Concert review: Nafa orchestra and chorus deliver a performance of conviction and passion

THE VIENNESE SCHOOLS

Nanyang Academy of Fine Arts Orchestra & Chorus

Lee Foundation Theatre/Thursday

The title of this concert by the Nanyang Academy of Fine Arts Orchestra and Chorus refers to the two historical movements centred in Vienna that revolutionised the course of Western music. The first was the classical school of Haydn, Mozart and Beethoven, while the second was represented by the 20th-century atonality of Schoenberg, Berg and Webern.

The evening's very short first half comprised wholly of Anton Webern's Six Orchestral Pieces Op. 6, epitome of terseness and astringency that characterised the Austrian's output. Its emphasis was on creating a specific tonal colour, known as klangfarb in German, rather than portraying a scene or mood. To this end conductor Lim Yau succeeded in coaxing a fine balance of sound from the young musicians.

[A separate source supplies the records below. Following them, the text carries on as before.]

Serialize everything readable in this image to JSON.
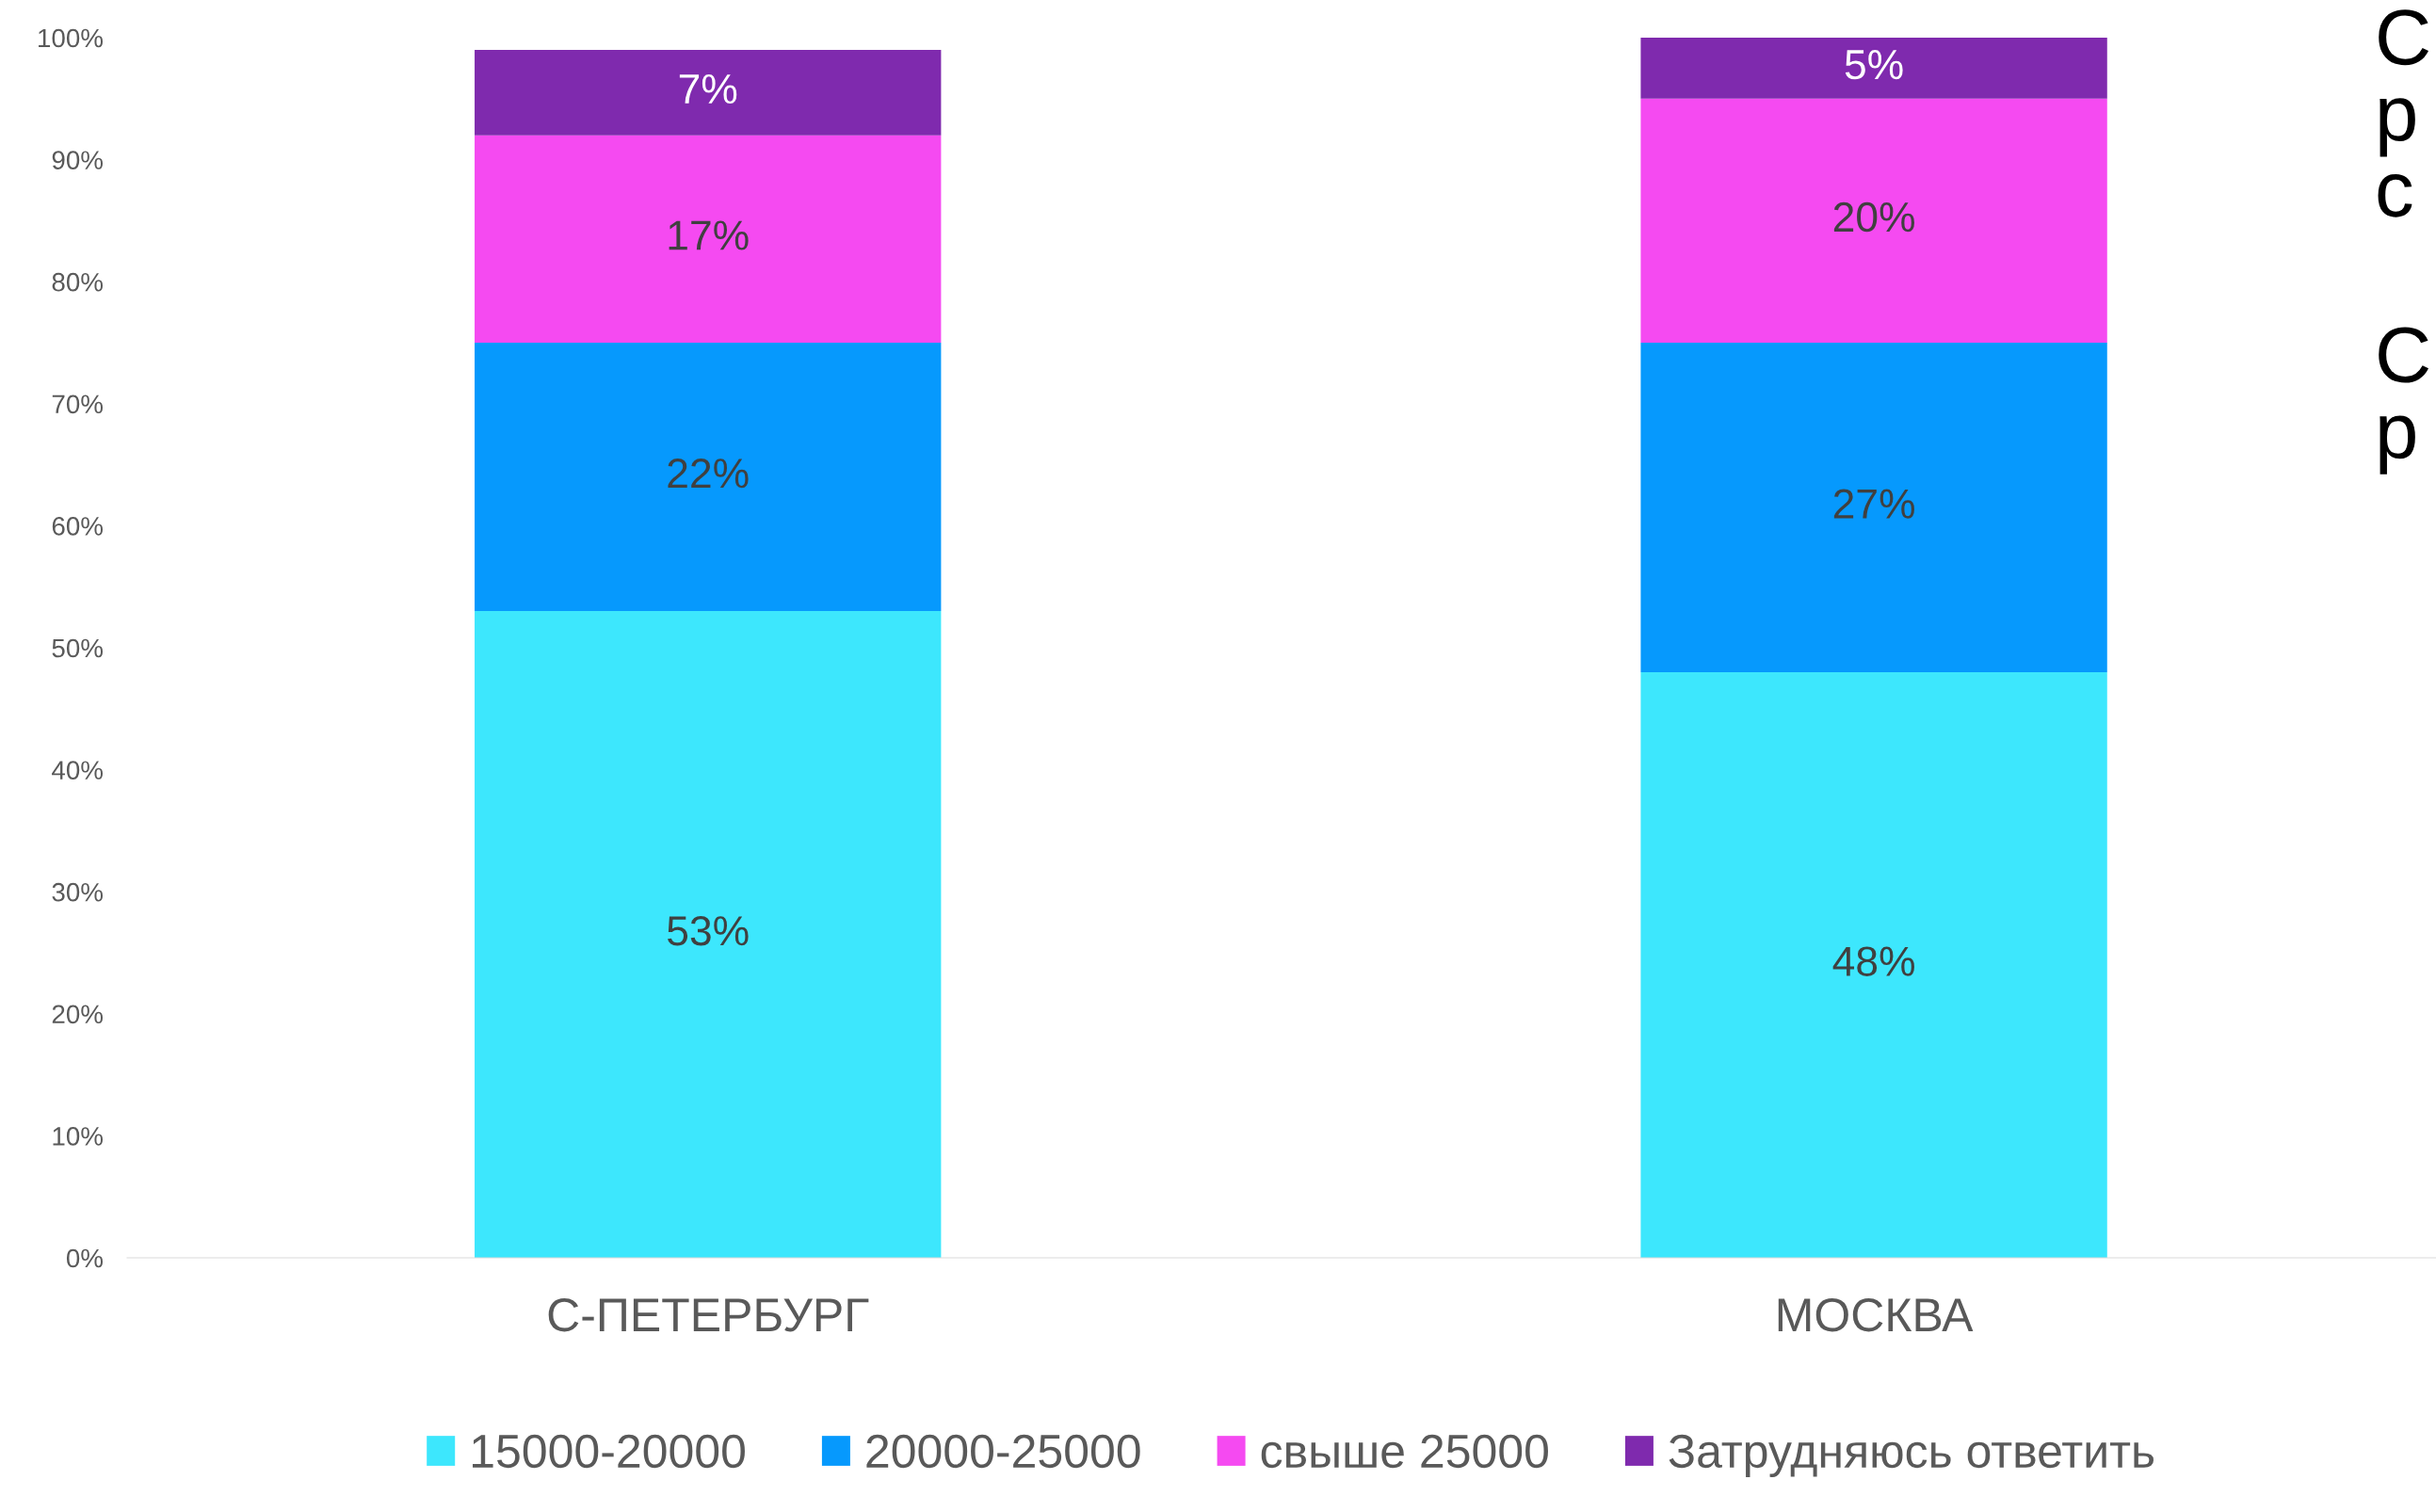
{
  "chart_data": {
    "type": "bar",
    "stacked": true,
    "categories": [
      "С-ПЕТЕРБУРГ",
      "МОСКВА"
    ],
    "series": [
      {
        "name": "15000-20000",
        "color": "#3de7fd",
        "values": [
          53,
          48
        ]
      },
      {
        "name": "20000-25000",
        "color": "#0699fd",
        "values": [
          22,
          27
        ]
      },
      {
        "name": "свыше 25000",
        "color": "#f54af1",
        "values": [
          17,
          20
        ]
      },
      {
        "name": "Затрудняюсь ответить",
        "color": "#7f2aae",
        "values": [
          7,
          5
        ]
      }
    ],
    "ylim": [
      0,
      100
    ],
    "yticks": [
      {
        "value": 0,
        "label": "0%"
      },
      {
        "value": 10,
        "label": "10%"
      },
      {
        "value": 20,
        "label": "20%"
      },
      {
        "value": 30,
        "label": "30%"
      },
      {
        "value": 40,
        "label": "40%"
      },
      {
        "value": 50,
        "label": "50%"
      },
      {
        "value": 60,
        "label": "60%"
      },
      {
        "value": 70,
        "label": "70%"
      },
      {
        "value": 80,
        "label": "80%"
      },
      {
        "value": 90,
        "label": "90%"
      },
      {
        "value": 100,
        "label": "100%"
      }
    ],
    "value_labels": [
      [
        "53%",
        "48%"
      ],
      [
        "22%",
        "27%"
      ],
      [
        "17%",
        "20%"
      ],
      [
        "7%",
        "5%"
      ]
    ],
    "grid": false,
    "legend": "bottom",
    "annotations": [
      "С\nр\nс",
      "С\nр"
    ]
  }
}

Although certain solos sometimes struggled in their parts, there was an arch-like development to the pivotal fourth movement, where percussion and winds managed to convincingly craft a crescendo of shattering and cataclysmic impact. The programme notes referred to the death of Webern's mother as an influence, but this is absolute music at its purest and most uncompromising.

Mozart's Requiem in D minor was the prime reason why this concert was very well attended. Conductor Lim elected to perform Robert Levin's revision of the classic instead of the familiar and commonly heard Franz Sussmayr version. Levin was considered to have come closer to the spirit of the composer in a masterpiece that was left tantalisingly incomplete on his deathbed.

This meant paring down the orchestration in certain parts to better highlight the choir and altering some un-Mozartian quirks in the score. In the same spirit, basset horns favoured by the composer were employed instead of clarinets in this performance. A further addition was a new fugal Amen which followed the Lacrimosa, Mozart's final utterance.

Typical of choirs trained by Lim, the Nafa Chorus was well-disciplined, accurate in pronunciation and consonants, and generally immaculate in fugal passages. Of sturdy and robust voice, the women outnumbered and out-sang the men; the latter group could do with further boosting and the vocal equivalent of Viagra. Their entry in Confutatis Maledictis was rather flaccid, for example.

The quartet of soloists, formed by faculty and students, were in good form and complemented one another well. They were introduced in sequence in Tuba Mirum, baritone Huang Rong-Hai, tenor Jeremy Koh, mezzo-soprano Jessica Chen and soprano Su Yiwen. From the opening Kyrie Eleison to the final Cum Sanctis Tuis, this was a very satisfying performance, filled with conviction and passion.

The concert was dedicated to the memory of Leong Yoon Pin, Lim Shieh Yih and Ong Lip Tat, all of whom were giants - figuratively and literally - of Nafa and Singapore music.